Ces derniers jours, les projecteurs se sont braqués sur le lancement très médiatique de l’iPad, la fameuse tablette d’Apple entièrement dédiée aux contenus en ligne et notamment au livre électronique, dont plusieurs milliers d’unités avaient été déjà réservées préalablement à sa sortie, avec comme scénario possible de faire mieux que le premier iPhone, soit plus d’un million d’exemplaires vendus en trois mois.
Un nouveau marché est donc en train d’émerger dont les enjeux financiers, stratégiques et juridiques sont très importants. Selon DisplaySearch ce marché pèsera 9.6 milliards de dollars en 2018. L’évolution des modes de distribution, déjà connue pour la musique, amène les grandes structures à développer et adapter leurs stratégies commerciales.
C’est pourquoi notre ancienne Ministre de la culture, Christine Albanel, a été chargée de préparer la France à cette importante mutation vers l’ère du numérique.
Sa mission a trois objectifs principaux :
Tout d’abord, sensibiliser la Commission européenne et les ministres européens de la Culture sur la question de la numérisation et « des propositions faites aux bibliothèques publiques par des entreprises comme Google » qui suscitent « des interrogations ».
La mission porte ensuite sur "l'adaptation du secteur de l'édition à la lutte contre le piratage". "Le gouvernement ne peut accepter de voir une nouvelle industrie culturelle menacée par le pillage", écrit notre premier ministre.
Enfin, son objectif est de "développer très rapidement" l'offre légale numérique dans le livre.
Sur le plan juridique, ces missions sont essentielles puisque le développement serein de cette nouvelle technologie ne pourra se faire que dans le cadre d’un respect inconditionnel des droits d’auteur. Sur Internet, où l’accès aux contenus culturels rime avec gratuité, la création rapide d’une offre légale complète et efficace est devenue un des enjeux majeurs.
La remise de ce rapport sur le livre numérique, initialement prévue le 1er avril dernier, a été reportée à une date ultérieure.
Afin d’éviter le téléchargement et le partage illégal dont la musique et la vidéo ont déjà été les victimes, la mise en place de moyens efficaces de protection des droits d’auteur devra être au cœur des débats.
Parallèlement aux problèmes juridiques engendrés, il ne faut pas négliger l’aspect économique et culturel. Le mode d’acheminement des livres va être radicalement modifié : si le schéma traditionnel consiste à passer de l’auteur à l’éditeur, de l’éditeur au distributeur, et du distributeur au libraire puis au lecteur, qu’en sera-t-il demain ? Qu’adviendra t il des réseaux de distribution traditionnels ? Quel sera l’impact sur l’avenir des librairies et de la diffusion culturelle ? Quels seront les prix pratiqués ?
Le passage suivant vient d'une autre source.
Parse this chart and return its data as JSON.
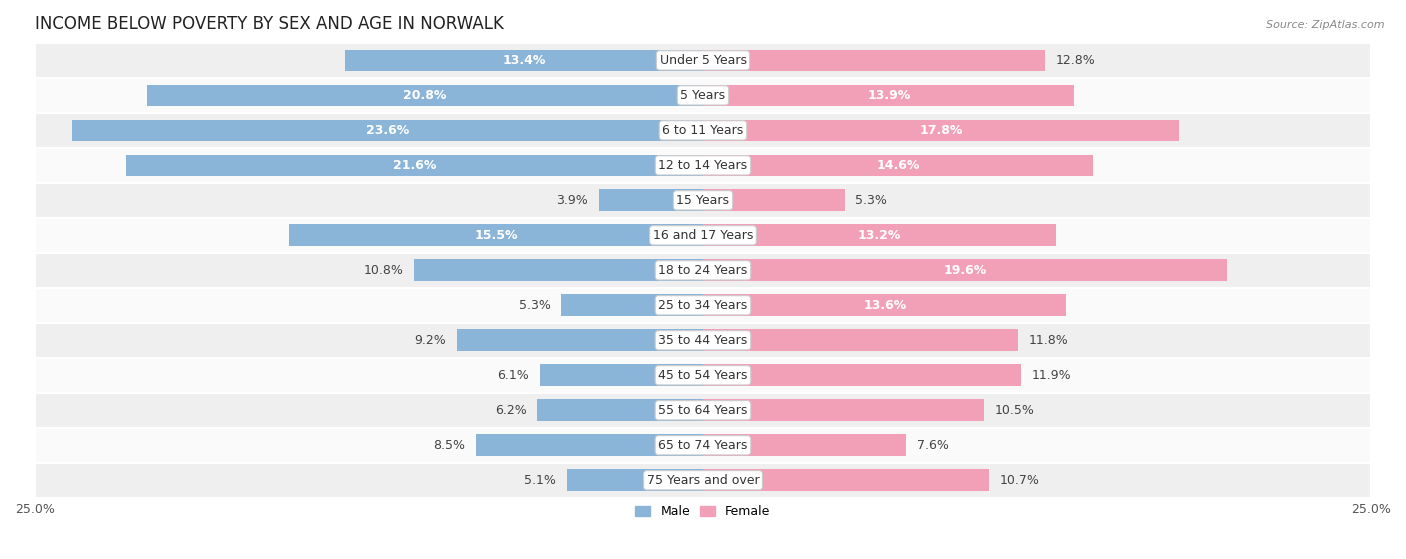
{
  "title": "INCOME BELOW POVERTY BY SEX AND AGE IN NORWALK",
  "source": "Source: ZipAtlas.com",
  "categories": [
    "Under 5 Years",
    "5 Years",
    "6 to 11 Years",
    "12 to 14 Years",
    "15 Years",
    "16 and 17 Years",
    "18 to 24 Years",
    "25 to 34 Years",
    "35 to 44 Years",
    "45 to 54 Years",
    "55 to 64 Years",
    "65 to 74 Years",
    "75 Years and over"
  ],
  "male_values": [
    13.4,
    20.8,
    23.6,
    21.6,
    3.9,
    15.5,
    10.8,
    5.3,
    9.2,
    6.1,
    6.2,
    8.5,
    5.1
  ],
  "female_values": [
    12.8,
    13.9,
    17.8,
    14.6,
    5.3,
    13.2,
    19.6,
    13.6,
    11.8,
    11.9,
    10.5,
    7.6,
    10.7
  ],
  "male_color": "#8ab4d8",
  "female_color": "#f2a0b8",
  "bar_height": 0.62,
  "xlim": 25.0,
  "row_bg_even": "#efefef",
  "row_bg_odd": "#fafafa",
  "title_fontsize": 12,
  "label_fontsize": 9,
  "category_fontsize": 9,
  "axis_fontsize": 9,
  "source_fontsize": 8,
  "white_label_threshold": 13.0,
  "legend_male_color": "#8ab4d8",
  "legend_female_color": "#f2a0b8"
}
En tout état de cause, aujourd’hui, la création d’une bibliothèque mondiale n’est pas partagée par tous. Récemment, le Président Nicolas Sarkozy a exprimé sa volonté de sauvegarder le patrimoine culturel français en exprimant ses réserves sur une numérisation à l’échelle mondiale : « Il n’est pas question de nous laisser déposséder de notre patrimoine au bénéfice d’un grand opérateur aussi sympathique soit-il, aussi important soit-il, aussi américain soit-il (…) ».
Le moteur de recherche américain est ici clairement visé : en numérisant indifféremment des livres protégés par le droit d’auteur et ceux dans le domaine public, Google s’est attiré les foudres des auteurs et des éditeurs.
Ainsi, a-t-il été poursuivi par des représentants des auteurs et des éditeurs américains après avoir numérisé, en 2005, sans autorisation préalable, six millions d’ouvrages protégés par le droit d’auteur provenant des fonds des universités américaines. Pour mettre fin à cette procédure, une transaction a été négociée entre Google et les ayants droit, prévoyant des mesures de dédommagement et les modalités d’exploitation sur le sol américain des livres numérisés.
Selon ce projet d’accord, Google percevrait 37 % de bénéfices ; auteurs et éditeurs recevant 63 % ; répartition qui serait gérée dans le cadre d’un « registre des droits d’auteurs », organisme indépendant chargé d'organiser la répartition des droits.